Liputan6.com, Jakarta - Facebook akhirnya mempertimbangkan untuk membatasi iklan politik. Padahal sebelumnya CEO Facebook Mark Zuckerberg berpendapat, di ekosistem Facebook berlaku kebebasan berpendapat.
Ia juga menyebut, bukan gagasan perusahaan untuk mendikte iklan mana yang boleh tayang dan mana yang tidak.
Advertisement
Baca Juga
Namun, keputusan Snapchat, Google, dan Twitter yang mengatur iklan politik di platform mereka masing-masing akhirnya mengubah keputusan Facebook.
Snapchat misalnya, bakal akan memverifikasi iklan dan melangsungkan pemeriksa fakta sebelum memperbolehkan iklan politik tayang. Kemudian, Google menerapkan batasan ketat atas iklan tertarget. Adapun Twitter melarang sama sekali iklan politik.
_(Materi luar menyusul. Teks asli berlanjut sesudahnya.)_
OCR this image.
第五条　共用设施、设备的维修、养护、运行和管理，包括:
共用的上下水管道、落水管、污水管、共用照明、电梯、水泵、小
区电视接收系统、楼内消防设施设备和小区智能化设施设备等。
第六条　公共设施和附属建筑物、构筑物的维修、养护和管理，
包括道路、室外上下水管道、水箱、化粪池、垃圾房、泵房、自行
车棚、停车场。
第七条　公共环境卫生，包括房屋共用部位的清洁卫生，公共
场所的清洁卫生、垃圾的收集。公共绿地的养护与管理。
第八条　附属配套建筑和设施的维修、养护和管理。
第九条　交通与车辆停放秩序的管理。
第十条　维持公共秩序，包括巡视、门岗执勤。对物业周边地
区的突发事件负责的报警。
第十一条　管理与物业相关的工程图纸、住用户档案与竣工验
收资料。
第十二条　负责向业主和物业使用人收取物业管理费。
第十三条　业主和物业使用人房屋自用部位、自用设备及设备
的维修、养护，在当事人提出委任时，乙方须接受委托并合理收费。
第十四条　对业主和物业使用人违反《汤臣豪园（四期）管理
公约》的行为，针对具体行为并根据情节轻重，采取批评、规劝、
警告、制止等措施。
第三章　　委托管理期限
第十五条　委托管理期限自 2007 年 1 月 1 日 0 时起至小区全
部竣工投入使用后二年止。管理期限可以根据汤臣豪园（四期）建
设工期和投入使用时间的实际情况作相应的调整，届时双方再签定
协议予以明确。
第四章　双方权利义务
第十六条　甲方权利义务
Berdasarkan laporan Wall Street Journal, sumber di Facebook mengatakan, perusahaan mempertimbangkan untuk meningkatkan ukuran target iklan minimum. Dari yang tadinya hanya seratus orang menjadi beberapa ribu orang. Demikian dikutip dari The Next Web, Sabtu (23/11/2019).
Batasi Efektivitas Iklan Tertarget
Apa yang dilakukan ini mungkin tak cukup besar, tetapi keputusan pembatasan ini memiliki dampak signifikan terhadap bagaimana iklan bisa menarget sasaran spesifik.
Bisa dibilang, dengan meningkatkan ukuran target iklan ini, tingkat efektivitas iklan tertarget pun dapat dibatasi.
Perusahaan juga dilaporkan tengah mendapatkan feedback dari pembeli iklan di Partai Republik dan Demokrat terkait dengan ukuran minimal dan perubahan kebijakan iklan politik ini.
Sementara itu, ketika dimintai keterangan atas hal ini, juru bicara Facebook mengatakan menjawab Facebook mencari cara lain terhadap iklan politik di platform mereka.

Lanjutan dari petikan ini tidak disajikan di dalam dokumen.